Each time I’m like, I don't think I can do this anymore, or, This is too hard, God will put somebody in my path to remind me why I do what I do. And that stuff, those interactions … they never get old.
They always hit me right in the heart.
Speaking candidly about that stuff … it’s not always easy. But at this point, I view it as part of my calling.
So now, going forward, everything is all about the journey for me.
And that includes basketball.
The more I think about it, the more I now believe that the reason I became a basketball player was so that I can do this work. I know that’s why I’m 6'7" and play in the greatest women’s professional league, the WNBA. I think that’s why God gave me this life and these talents and these struggles.
And yeah, of course, I definitely want to come back to the W (see y’all in 2022 hopefully) and do things like win a championship and be an MVP. But, at the same time, if those things never happen, I’m not going to feel like I’m a failure — which is a tough thing to say in a house with a Hall of Famer and three-time NBA Champion — because at the end of the day I’ll know that I’ve used my athletic talents to achieve things that are bigger than myself.
The way I see it, I can only control what I can control, and that’s having positive energy, being genuinely excited about the things I’m doing, and working hard to see them through.
Beyond that? The rest? That’s in God’s hands. And I have to trust that I’m on the right path.
So whatever comes next for me … I’m good with it.
I believe in myself. I know that I’m going to make my mark on this world. And that feels … good! There’s a certain peace in knowing that, and in getting to work, and in being accepting of whatever comes next. I pray you meet this peace.
It’s just this calm and optimistic feeling that now has me full of hope and positivity and, for a girl who never saw life past 18, at 26, this is a blessing I can’t adequately describe.
At points in the past, I’ve lived life a bit like I was riding a roller coaster — up, down, up, steep drop, up super high again, down, back up, tons of action, everything flying by at a million miles an hour. Constant chaos.
But I’m at a different place now.
I have a goal, and I’m working my butt off to accomplish it. Then I’ll move on to another goal from there. And, hey, you know what, it may not be the sexiest or most action-packed thing in the world to be sitting here with my head in a 1,300-page torts textbook. But….
I’m totally cool with it.
I’m all about waking up every day, going to school, putting in my work, and caring for the people I care about. That, right now … that’s good enough for me. Boring, I know.
It’s like … maybe I don’t have to live out some wild, overly dramatic Lifetime movie for the rest of my days. Maybe I can move on from that stuff and just do my thing. Maybe my life story doesn’t have to be all about trauma and drama and pain. Maybe just because I grew up in chaos, I don’t have to continually choose it, perpetuate it.

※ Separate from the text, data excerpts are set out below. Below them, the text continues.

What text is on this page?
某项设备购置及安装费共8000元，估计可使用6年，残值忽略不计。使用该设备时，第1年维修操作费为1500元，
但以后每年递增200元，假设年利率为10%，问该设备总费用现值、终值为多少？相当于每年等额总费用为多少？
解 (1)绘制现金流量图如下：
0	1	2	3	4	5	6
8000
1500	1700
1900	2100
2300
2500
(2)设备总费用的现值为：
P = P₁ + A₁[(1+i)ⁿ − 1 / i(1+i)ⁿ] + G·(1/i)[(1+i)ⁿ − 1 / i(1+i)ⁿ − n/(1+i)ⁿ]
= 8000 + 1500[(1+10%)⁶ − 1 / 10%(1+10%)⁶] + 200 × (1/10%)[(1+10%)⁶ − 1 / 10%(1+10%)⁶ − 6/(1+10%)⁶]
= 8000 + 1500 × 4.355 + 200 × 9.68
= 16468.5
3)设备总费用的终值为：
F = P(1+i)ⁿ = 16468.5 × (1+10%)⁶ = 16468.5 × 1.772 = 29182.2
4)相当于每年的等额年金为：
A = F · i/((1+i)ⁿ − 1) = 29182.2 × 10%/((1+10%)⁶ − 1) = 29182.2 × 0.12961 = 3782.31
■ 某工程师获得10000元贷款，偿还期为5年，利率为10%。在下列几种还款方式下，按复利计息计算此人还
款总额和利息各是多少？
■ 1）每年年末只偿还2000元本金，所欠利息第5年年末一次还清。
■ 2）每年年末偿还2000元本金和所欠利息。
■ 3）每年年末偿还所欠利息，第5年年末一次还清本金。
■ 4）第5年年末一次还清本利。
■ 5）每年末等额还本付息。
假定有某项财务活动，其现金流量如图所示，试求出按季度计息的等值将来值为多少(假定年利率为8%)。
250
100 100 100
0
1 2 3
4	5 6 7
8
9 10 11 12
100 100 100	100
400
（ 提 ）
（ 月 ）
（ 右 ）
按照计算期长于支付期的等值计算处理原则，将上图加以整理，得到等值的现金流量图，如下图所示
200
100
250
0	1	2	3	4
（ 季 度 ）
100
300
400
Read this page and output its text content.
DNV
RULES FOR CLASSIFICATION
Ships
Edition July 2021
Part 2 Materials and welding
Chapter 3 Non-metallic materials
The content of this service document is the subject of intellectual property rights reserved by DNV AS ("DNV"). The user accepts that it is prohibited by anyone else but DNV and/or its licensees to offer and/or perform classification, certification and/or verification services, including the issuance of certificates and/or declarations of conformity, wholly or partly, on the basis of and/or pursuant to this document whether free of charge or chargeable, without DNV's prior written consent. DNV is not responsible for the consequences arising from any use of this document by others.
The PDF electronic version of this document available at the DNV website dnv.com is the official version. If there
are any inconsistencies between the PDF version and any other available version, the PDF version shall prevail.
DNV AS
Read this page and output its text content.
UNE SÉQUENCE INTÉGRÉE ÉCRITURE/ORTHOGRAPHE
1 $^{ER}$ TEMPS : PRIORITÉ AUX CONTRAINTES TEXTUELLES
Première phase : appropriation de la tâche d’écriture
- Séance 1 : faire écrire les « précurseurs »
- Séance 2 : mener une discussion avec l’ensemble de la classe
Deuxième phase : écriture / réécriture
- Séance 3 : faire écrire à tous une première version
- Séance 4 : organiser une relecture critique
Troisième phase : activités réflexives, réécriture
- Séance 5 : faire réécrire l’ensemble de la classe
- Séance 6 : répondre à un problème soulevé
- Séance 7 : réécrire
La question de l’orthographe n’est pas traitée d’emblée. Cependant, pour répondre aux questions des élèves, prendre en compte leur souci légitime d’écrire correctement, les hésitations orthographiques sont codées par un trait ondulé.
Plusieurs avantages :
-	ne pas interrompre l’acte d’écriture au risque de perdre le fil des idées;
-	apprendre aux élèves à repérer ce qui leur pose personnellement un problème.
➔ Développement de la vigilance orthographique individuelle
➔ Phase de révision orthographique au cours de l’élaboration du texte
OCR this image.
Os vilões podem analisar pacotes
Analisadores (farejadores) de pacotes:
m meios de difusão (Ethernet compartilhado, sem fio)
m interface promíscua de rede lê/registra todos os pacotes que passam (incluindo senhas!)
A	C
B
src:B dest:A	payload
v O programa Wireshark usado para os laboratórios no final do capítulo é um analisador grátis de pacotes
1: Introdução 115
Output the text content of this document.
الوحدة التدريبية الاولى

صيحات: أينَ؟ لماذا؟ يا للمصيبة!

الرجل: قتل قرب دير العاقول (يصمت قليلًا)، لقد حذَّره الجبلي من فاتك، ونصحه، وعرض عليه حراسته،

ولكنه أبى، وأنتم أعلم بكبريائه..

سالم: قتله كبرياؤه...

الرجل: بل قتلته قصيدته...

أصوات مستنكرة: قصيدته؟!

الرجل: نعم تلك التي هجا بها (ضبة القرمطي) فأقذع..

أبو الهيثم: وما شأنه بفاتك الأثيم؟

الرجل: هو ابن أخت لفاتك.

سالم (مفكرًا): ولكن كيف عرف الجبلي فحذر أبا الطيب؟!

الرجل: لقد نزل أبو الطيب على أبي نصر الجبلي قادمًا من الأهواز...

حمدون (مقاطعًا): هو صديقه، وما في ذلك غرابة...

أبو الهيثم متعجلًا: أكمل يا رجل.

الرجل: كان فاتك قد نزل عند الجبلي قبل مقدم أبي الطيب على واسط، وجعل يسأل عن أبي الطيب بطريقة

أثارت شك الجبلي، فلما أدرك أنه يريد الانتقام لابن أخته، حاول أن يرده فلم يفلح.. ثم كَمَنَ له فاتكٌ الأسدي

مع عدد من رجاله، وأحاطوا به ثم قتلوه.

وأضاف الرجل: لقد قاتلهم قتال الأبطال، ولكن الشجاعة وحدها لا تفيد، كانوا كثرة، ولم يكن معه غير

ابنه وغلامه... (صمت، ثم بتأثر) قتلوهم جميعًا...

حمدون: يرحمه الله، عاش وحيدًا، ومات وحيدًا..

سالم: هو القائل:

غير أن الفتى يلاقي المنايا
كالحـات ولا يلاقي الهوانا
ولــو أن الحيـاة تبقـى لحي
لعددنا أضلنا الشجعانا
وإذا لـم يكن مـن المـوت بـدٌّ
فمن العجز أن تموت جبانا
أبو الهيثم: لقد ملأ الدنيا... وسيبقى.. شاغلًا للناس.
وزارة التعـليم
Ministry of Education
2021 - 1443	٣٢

Maybe my movie can just be, like … a more even-keeled, laid-back, cool, inspiring movie. Like a mixture of Mean Girls, Two Can Play That Game, Waterboy and On The Basis of Sex.
I think that’d be nice.
There’s nothing wrong with wanting more. Just know you can’t just ask for it. You have to put the work in for it. You have to tell yourself you are more than the low points in your life. You have to heal for it. You have to pray it, dream it, embody it.
And then you have to go get it, chase it, and tell yourself you deserve it.